To the editor:
(re: “Neighbors fight to shield their backyards,” April 8)
If there’s anything we’ve learned from the de Blasio years, it’s that when upzoning is imposed on our communities, private developers get richer, and local residents are hurt in the process.
Yet here we are, less than nine months from the next mayoral administration, debating whether to hand over all authority on land use decisions to an unelected city agency that will give private developers everything they’ve dreamed of, and sideline communities in the process.
In December, city council Speaker and city comptroller candidate Corey Johnson unveiled proposed legislation that, if passed, would impose his version of comprehensive planning on the city.
The centerpiece of Johnson’s plan is to put the Mayor’s Office of Long-Term Planning and Sustainability in a position where they — not local communities, and not even the city council — will have final say on development decisions across all five boroughs.
Although Johnson’s plan calls for community input, this is mostly for show. Under the plan, the long-term planning office will present each community board with three land use scenarios for future development, including housing targets aimed at increasing local housing density.
Each community board is free to vote on which plan they prefer, and members of the public are free to submit comments. But ultimately, the long-term planning office director decides which plan they want, regardless of what the community says.

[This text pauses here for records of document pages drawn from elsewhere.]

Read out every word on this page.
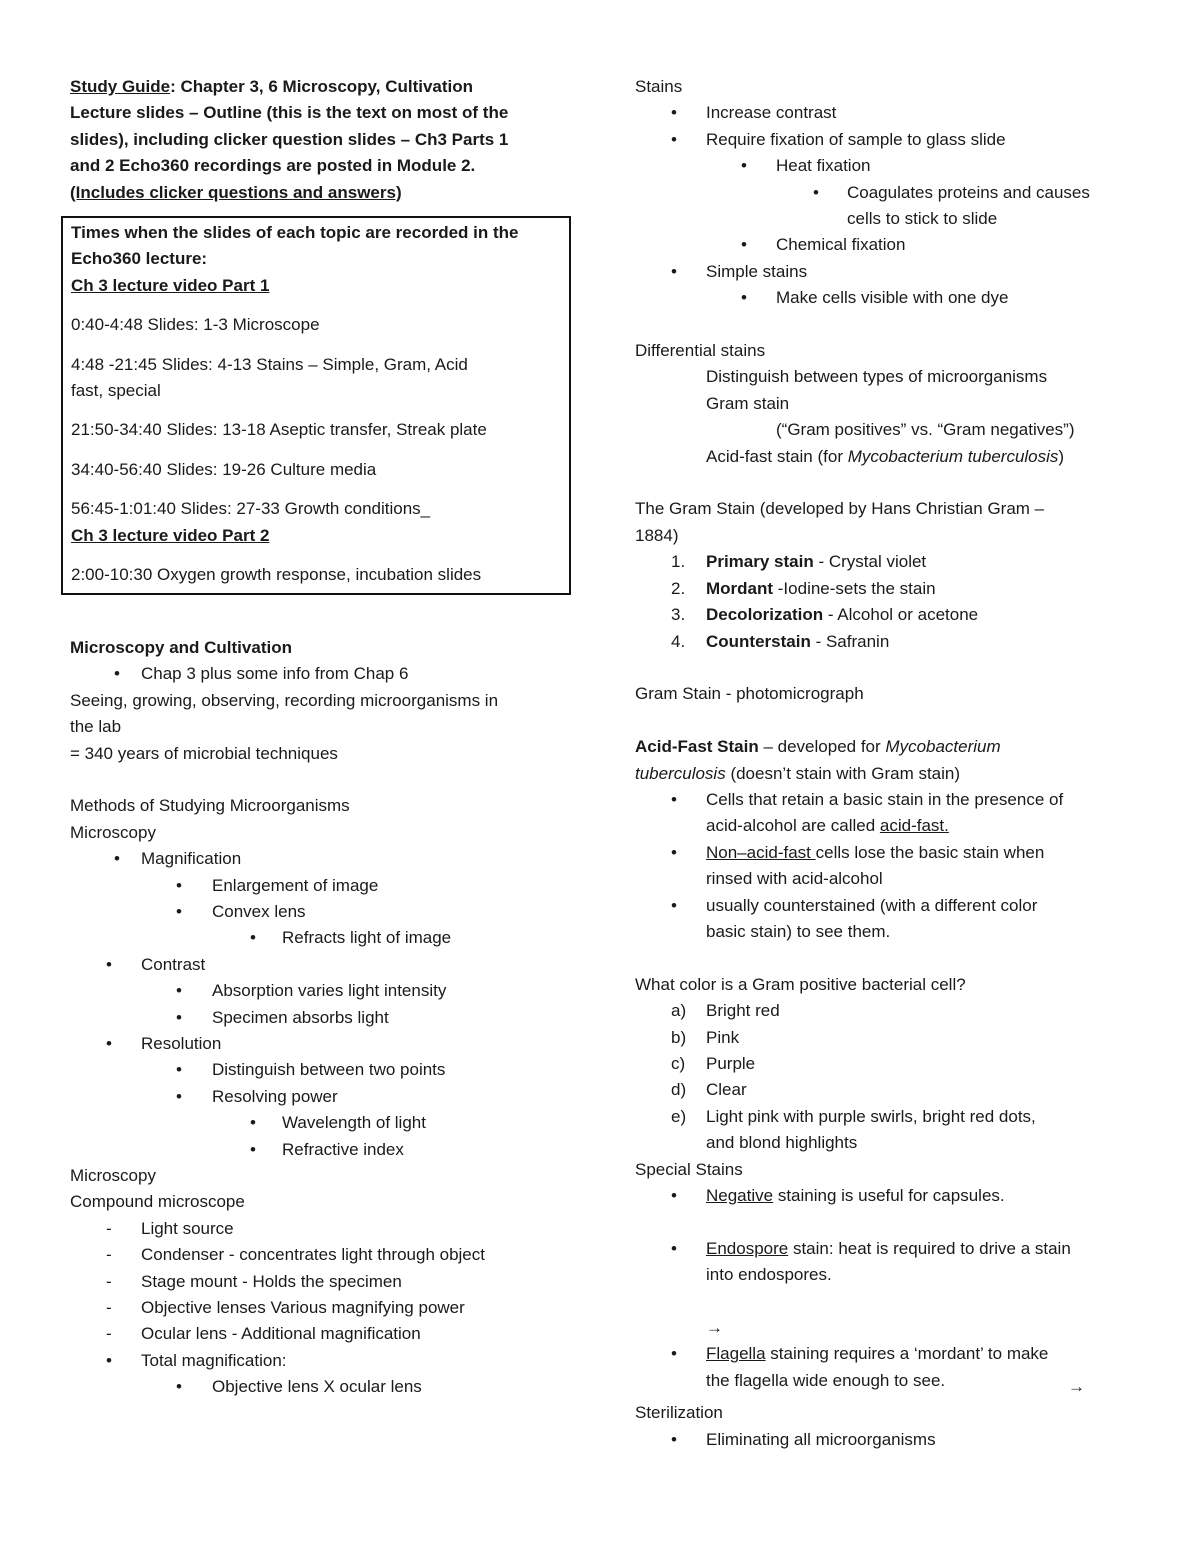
Study Guide: Chapter 3, 6 Microscopy, Cultivation
Lecture slides – Outline (this is the text on most of the
slides), including clicker question slides – Ch3 Parts 1
and 2 Echo360 recordings are posted in Module 2.
(Includes clicker questions and answers)
Times when the slides of each topic are recorded in the
Echo360 lecture:
Ch 3 lecture video Part 1
0:40-4:48 Slides: 1-3 Microscope
4:48 -21:45 Slides: 4-13 Stains – Simple, Gram, Acid
fast, special
21:50-34:40 Slides: 13-18 Aseptic transfer, Streak plate
34:40-56:40 Slides: 19-26 Culture media
56:45-1:01:40 Slides: 27-33 Growth conditions_
Ch 3 lecture video Part 2
2:00-10:30 Oxygen growth response, incubation slides
Microscopy and Cultivation
• Chap 3 plus some info from Chap 6
Seeing, growing, observing, recording microorganisms in
the lab
= 340 years of microbial techniques
Methods of Studying Microorganisms
Microscopy
• Magnification
• Enlargement of image
• Convex lens
• Refracts light of image
• Contrast
• Absorption varies light intensity
• Specimen absorbs light
• Resolution
• Distinguish between two points
• Resolving power
• Wavelength of light
• Refractive index
Microscopy
Compound microscope
- Light source
- Condenser - concentrates light through object
- Stage mount - Holds the specimen
- Objective lenses Various magnifying power
- Ocular lens - Additional magnification
• Total magnification:
• Objective lens X ocular lens
Stains
• Increase contrast
• Require fixation of sample to glass slide
• Heat fixation
• Coagulates proteins and causes
cells to stick to slide
• Chemical fixation
• Simple stains
• Make cells visible with one dye
Differential stains
Distinguish between types of microorganisms
Gram stain
(“Gram positives” vs. “Gram negatives”)
Acid-fast stain (for Mycobacterium tuberculosis)
The Gram Stain (developed by Hans Christian Gram –
1884)
1. Primary stain - Crystal violet
2. Mordant -Iodine-sets the stain
3. Decolorization - Alcohol or acetone
4. Counterstain - Safranin
Gram Stain - photomicrograph
Acid-Fast Stain – developed for Mycobacterium
tuberculosis (doesn’t stain with Gram stain)
• Cells that retain a basic stain in the presence of
acid-alcohol are called acid-fast.
• Non–acid-fast cells lose the basic stain when
rinsed with acid-alcohol
• usually counterstained (with a different color
basic stain) to see them.
What color is a Gram positive bacterial cell?
a) Bright red
b) Pink
c) Purple
d) Clear
e) Light pink with purple swirls, bright red dots,
and blond highlights
Special Stains
• Negative staining is useful for capsules.
• Endospore stain: heat is required to drive a stain
into endospores.
→
• Flagella staining requires a ‘mordant’ to make
the flagella wide enough to see.	→
Sterilization
• Eliminating all microorganisms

Worse yet, if the city council fails to adopt a preferred land use scenario under Johnson’s plan, the long-term planning office director will still choose whichever plan they wish.
In short, the input of community members, civic organizations and elected officials could all be ignored, and there isn’t anything we would all be able to do about it.
Three years ago, our neighbors just to our south in Inwood fought hard against a plan to upzone their community. This upzoning was part of the de Blasio administration’s efforts to cram more density into every corner of the city, no matter what effect it would have on the people currently living there.
The local community board voted against it, and activist groups warned that it would displace thousands of residents — especially those of low incomes — all while enriching private developers.
After a long fight, the Inwood upzoning is now moving forward despite the efforts of the local community to have their voices heard, and to help shape the future of their community.
If Corey Johnson’s plan is passed, the same thing will happen here as is happening in Inwood. Residents of the northwest Bronx and neighborhoods throughout the city will wake up one day and realize that when it comes to deciding the future of their local community, they are now voiceless.
Make no mistake — our city needs comprehensive planning. Decisions affecting transportation, sustainability, zoning, affordable housing, and an infinite number of other issues in any part of the five boroughs affects us all. But that does not mean a team of unelected city officials should be able to impose their vision of how our communities grow.
Any effort to decide our future must start — and end — with us.